L'annonce de la candidature d'Alassane Ouattara à l'élection présidentielle de 2025, faite le 29 juillet dernier a eu l'effet d'un coup de tonnerre dans le ciel politique ivoirien.
Le problème d'interprétation malsaine de la constitution demeure depuis des années et c'est dommage. Cependant, ce débat n'a pas empêché le Président Ouattara de diriger la Côte d'Ivoire quinze années durant. Déjà en 2010, Ouattara était un candidat exceptionnel. En 2015, il devint candidat par dérivation. En 2020, ce fut l'argument du cas de force majeure, lié au décès de son dauphin désigné, qui justifia sa présence sur la ligne de départ. En 2025, il sera donc – et il est déjà – candidat, par une sorte de dérivation du cas de force majeure. Car, après tout, le mandat entamé en 2020 a bien été reconnu, validé, et légitimé malgré l'épisode douloureux de la désobéissance civile. Les faits sont là.
À ce stade, le débat sur la légitimité de cette nouvelle candidature paraît stérile. Le choix de se retirer ou de se représenter lui appartenait. Il a choisi de rempiler, poussé par ses partisans. Dont acte. Il faut désormais avancer, et déplacer le curseur du débat public vers des enjeux plus fondamentaux. Car dans un État de droit, ce ne sont pas les promesses d'un homme politique qui font foi, mais les textes. Et comme le rappelle une célèbre maxime cynique : « Les promesses n'engagent que ceux qui y croient. »
L'opposition, elle, gagnerait à sortir de l'émotion et de la réaction pour embrasser une stratégie réaliste. L'urgence n'est plus de contester la candidature du président sortant – cela ne changera rien. L'enjeu majeur réside désormais dans sa propre organisation, dans sa capacité à s'unir, à proposer une alternative solide, crédible, et audible. Car à trois mois du scrutin, aucune opposition divisée ne peut espérer rivaliser avec un RHDP en ordre de bataille, implanté et conquérant.
C'est donc sur la recomposition de la Commission électorale indépendante que l'opposition doit recentrer son combat. Sur l'audit de la liste électorale, qu'elle réclame depuis des mois. Sur la réintégration des leaders frappés d'exclusion, chacun selon son cas. Et plus encore, sur le maintien d'un dialogue politique minimum. Mais au-delà de tout cela, elle doit anticiper : et si elle n'obtenait pas gain de cause ? Que ferait-elle ? Se retirer ? Ce serait suicidaire. Elle doit se préparer à participer à cette élection, même dans des conditions imparfaites. Car un boycott, dans le contexte actuel, affaiblirait davantage ses forces et ruinerait ses chances pour les scrutins à venir.
À ce jour, le président Ouattara apparaît comme le seul véritable candidat en lice. Celui du PPA-CI, Laurent Gbagbo, est hors-jeu. Celui du PDCI, Tidjane Thiam, est en suspens. Les autres prétendants, bien que légitimes, sont pour la plupart à leur premier galop présidentiel. La compétition est donc faussée d'entrée : Ouattara semble courir seul sur la piste, en roue libre, sans adversité réelle.

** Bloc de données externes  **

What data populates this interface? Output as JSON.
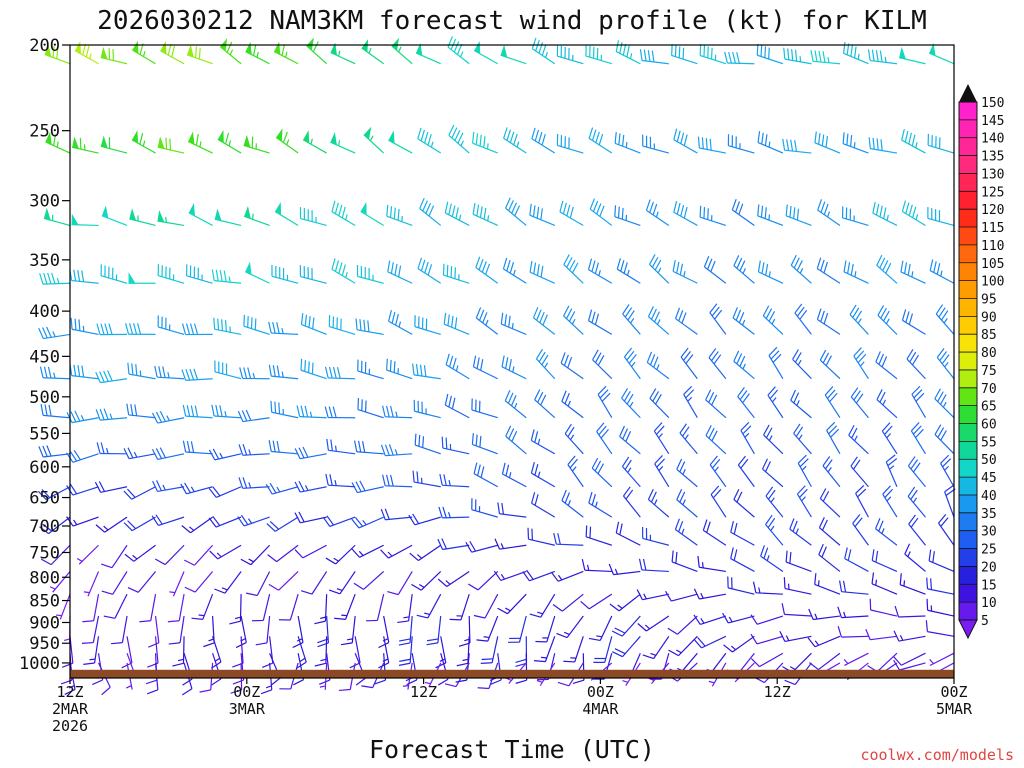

Pour autant, il n'est pas trop tard pour ouvrir le jeu démocratique. Le 6 août 2025, à l'occasion de son traditionnel discours à la Nation, le chef de l'État pourrait encore surprendre. Il pourrait décider, dans un élan d'apaisement, de permettre le retour de tous les candidats écartés, dans le respect du droit. Une telle décision aurait un double mérite : favoriser des élections inclusives, et consolider la paix sociale.
Mais même si ce geste n'advenait pas, l'opposition ne devrait pas s'y accrocher comme à une condition sine qua non. La démocratie a besoin de confrontation, pas de vacance. Et pour cela, elle a besoin de tous ses acteurs, y compris dans l'adversité. Surtout pas de retrait : ce serait offrir une victoire sans mérite à un président déjà presque seul sur le ring.